Human Learning and Machine Learning—Challenges and Opportunities for Artificial Intelligence in Education.

The arrival of generative AI has precipitated a panic among some educators while prompting qualified enthusiasm from others. Ask a GPTs (Generative Pre-Trained Transformer) to take a high-stakes select response test, and it will generally pass or even excel. Prompt it to write a five-paragraph essay on any topic, and it will produce a well-written if dull and predictable response, at least as good or better than a student’s response. Here comes a cheating bonanza: unless strictly proctored, there’s no reliable way to tell whether a student response has been generated by AI, especially with a few extra tricks in written text such as adding some typos or awkward expressions. What to do? How to put generative AI to good use?

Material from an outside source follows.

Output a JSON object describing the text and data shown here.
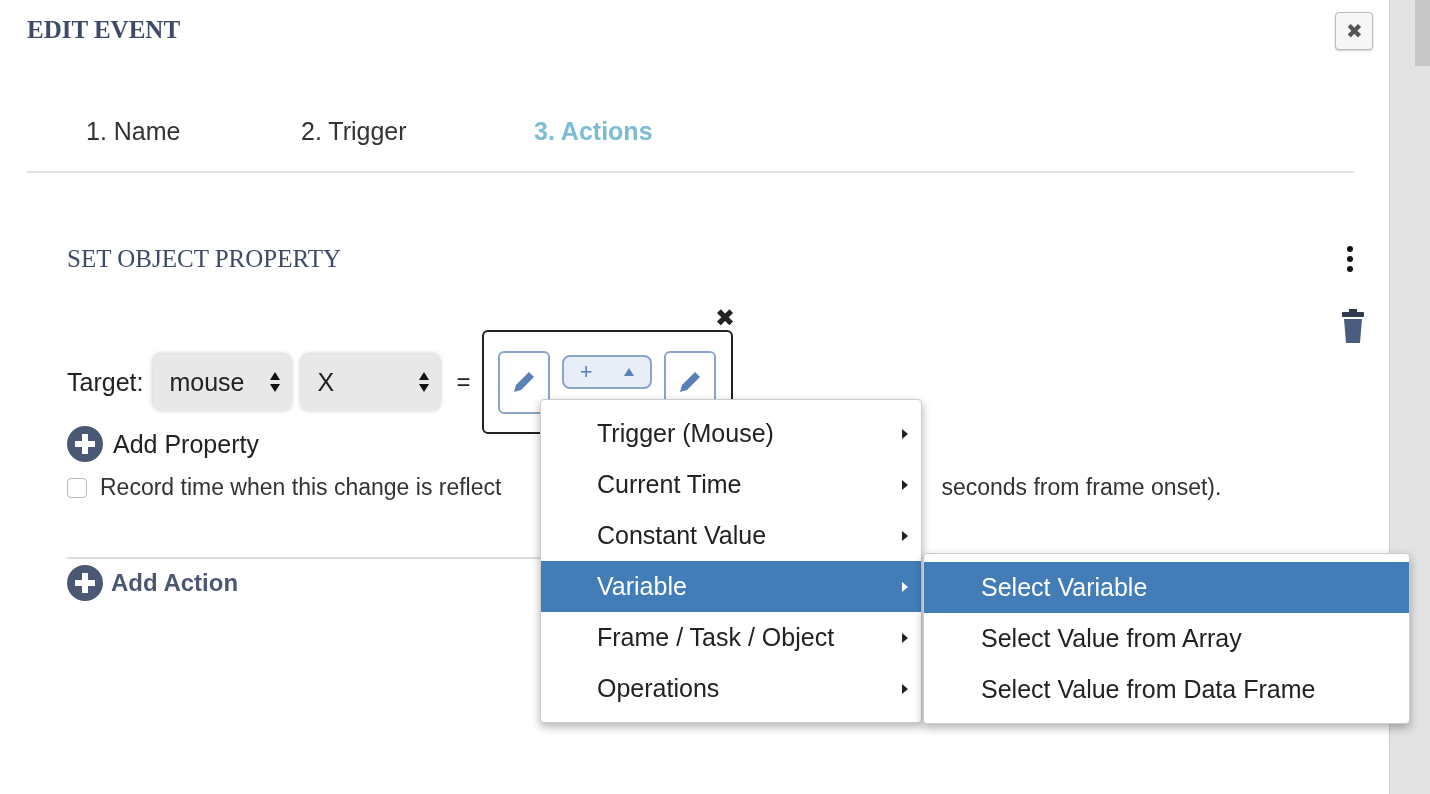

In addition to the broad range of regular themes addressing educational and social change at The Learner Conference, this year we will have a special theme exploring the implications and applications artificial intelligence in education generally, and GPTs in particular. Presentations addressing this special theme will examine the differences between machine and human learning and the ways in which machines can complement human learning. Some of the questions we will address are: What are supervised, unsupervised and reinforcement machine learning? Will mechanical intelligence ever be able to replicate or exceed human intelligence? What are the practical applications of learning analytics and artificial intelligence in learning management systems and other educational tools? What are the implications for diversity, equity and inclusion?